Why don’t we prove something like an even number plus two is even? We’re going to need `Coq.Arith.Even`

here. Let’s formulate our goal:

```
Require Import Coq.Arith.Even.
Goal forall x : nat, even x -> even (S (S x)).
```

```
1 subgoal
============================
forall x : nat, even x -> even (S (S x))
```

Or, *the successor of the successor of an even number is even.* In math:

$$\forall x: x \in \mathbb{N} \rightarrow \text{even}(x) \rightarrow \text{even}(\text{S}(\text{S}(x)))$$

Again, we want to use the `intro`

tactic or the sneaky shortcut, `intros`

:

```
intros.
```

```
1 subgoal
x : nat
H : even x
============================
even (S (S x))
```

`intros`

automatically derives all hypotheses possible. Let’s push on! Looking at `Coq.Arith.Even`

, `odd`

and `even`

are defined with inductive cases.
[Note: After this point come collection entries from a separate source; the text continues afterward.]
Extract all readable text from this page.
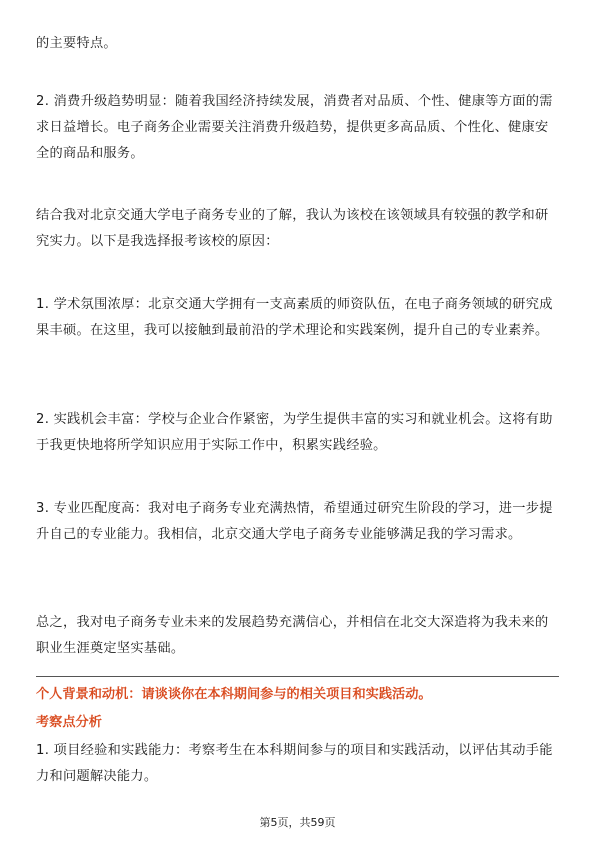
的主要特点。

2. 消费升级趋势明显：随着我国经济持续发展，消费者对品质、个性、健康等方面的需求日益增长。电子商务企业需要关注消费升级趋势，提供更多高品质、个性化、健康安全的商品和服务。

结合我对北京交通大学电子商务专业的了解，我认为该校在该领域具有较强的教学和研究实力。以下是我选择报考该校的原因：

1. 学术氛围浓厚：北京交通大学拥有一支高素质的师资队伍，在电子商务领域的研究成果丰硕。在这里，我可以接触到最前沿的学术理论和实践案例，提升自己的专业素养。

2. 实践机会丰富：学校与企业合作紧密，为学生提供丰富的实习和就业机会。这将有助于我更快地将所学知识应用于实际工作中，积累实践经验。

3. 专业匹配度高：我对电子商务专业充满热情，希望通过研究生阶段的学习，进一步提升自己的专业能力。我相信，北京交通大学电子商务专业能够满足我的学习需求。

总之，我对电子商务专业未来的发展趋势充满信心，并相信在北交大深造将为我未来的职业生涯奠定坚实基础。

个人背景和动机：请谈谈你在本科期间参与的相关项目和实践活动。

考察点分析

1. 项目经验和实践能力：考察考生在本科期间参与的项目和实践活动，以评估其动手能力和问题解决能力。

第5页，共59页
We can use this induction to work backwards — we can tell Coq that `even (S (S x))`

is just `odd (S x)`

, with the `case`

tactic:

```
case even_S.
```

```
2 subgoals
x : nat
H : even x
============================
forall n : nat, odd n -> even (S n)
subgoal 2 is:
odd (S x)
```

Again, we want to derive some hypotheses:

```
intros.
```

```
2 subgoals
x : nat
H : even x
n : nat
H0 : odd n
============================
even (S n)
subgoal 2 is:
odd (S x)
```

Now we can tell Coq that `even (S n)`

is implied by `odd n`

, this time with the `apply`

tactic since it’s not inductive:

```
apply even_S.
```

```
2 subgoals
x : nat
H : even x
n : nat
H0 : odd n
============================
odd n
subgoal 2 is:
odd (S x)
```

`odd n`

is one of our hypotheses, so we use `exact`

:

```
exact H0.
```

```
1 subgoal
x : nat
H : even x
============================
odd (S x)
```

`odd (S x)`

is implied by `even n`

, so we just apply `odd_S`

.

```
apply odd_S.
```

```
1 subgoal
x : nat
H : even x
============================
even x
```

And again, we use `exact`

.

```
exact H.
```

Hooray, we proved something else!

## Ending Remarks

If, for some reason, you’re masochistic and enjoy Coq (teehee), check out the Coq tutorial for more horrible adventures in theorem proving!

Also, you can have Coq prove the two theorems above as best as it can with `auto with *`

, so the whole going through it and proving everything manually is mostly redundant for such simple theorems.